Spice (Synthetic Cannabis) use among the homeless in England: A Scoping Review
Background: There is a significant area of concern in the use of spice among the homeless despite the enactment of the Psychoactive Substance Act (2016). The increase in the number of people experiencing homelessness in England suggests that this drug problem will continue. It is vital that we understand spice use among the homeless in order that appropriate support can be provided. The aim of this scoping review is to explore the use of Spice (synthetic cannabinoids) among the homeless people in England.
Methods: A systematic review of the literature published in England from 2015 to 2019 was carried out in August 2021 from the databases: Cumulative Index to Nursing and Allied Health Literature (CINAHL), PubMed (MEDLINE), PSYCHINFO, Web of Science and Scopus, in order to identify eligible studies. Studies were screened by title and abstract, followed by a full text review. Arksey and O’Malley’s five stage methodological framework for scoping reviews was followed.
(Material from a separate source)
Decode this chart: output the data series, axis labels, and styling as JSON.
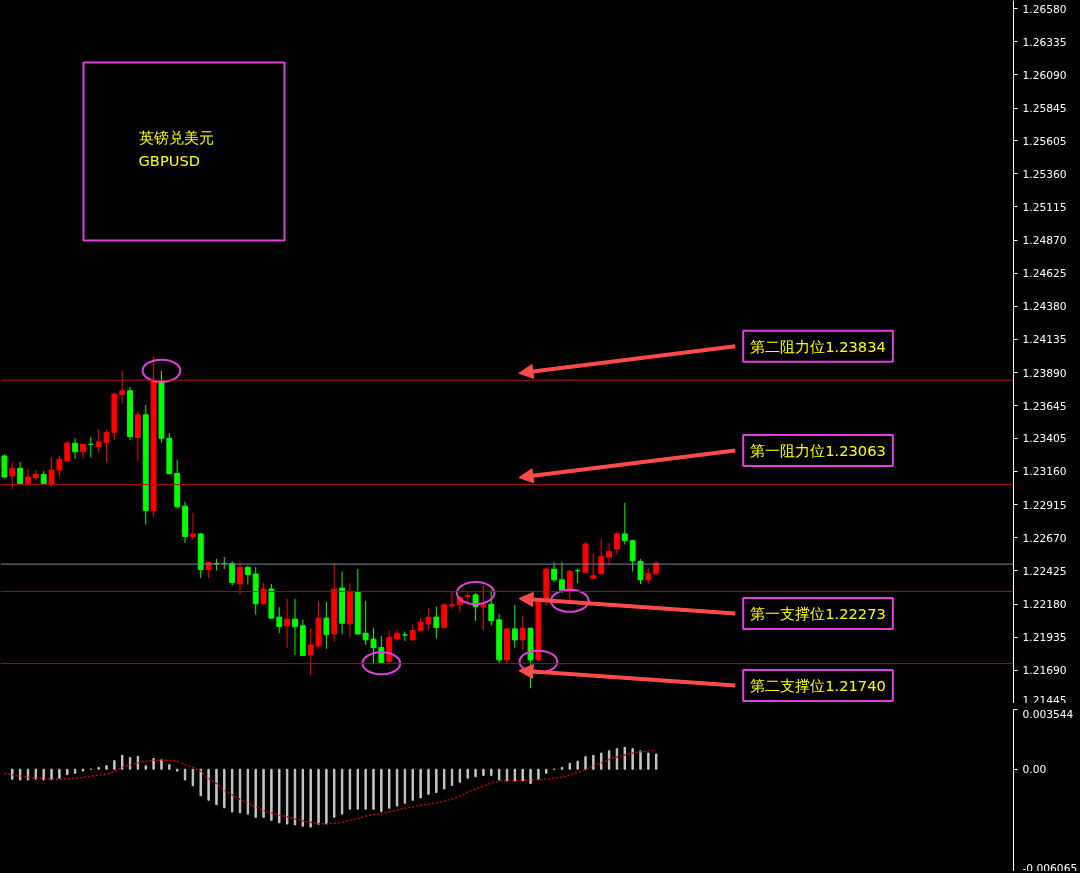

Extracted data was charted, categorised, and summarised narratively.
Results: The scoping review process identified 13 studies for review. The data extraction process resulted in the identification of four themes: the characteristics of spice users; motivating factors for taking the drug; evidenced effects of taking the drugs among the homelessness; and policy/regulatory challenges of tackling the drug problem.
Conclusions and recommendation: The review highlights that homelessness reflects deep-rooted structural inequalities of society. The condition causes vulnerability which increases susceptibility to drug use. The study recommends addressing the homelessness problem in the first place as a health protection measure that could deter for drug use. Beyond this, health prevention and health education, through tailoring service provision to this vulnerable group is necessary.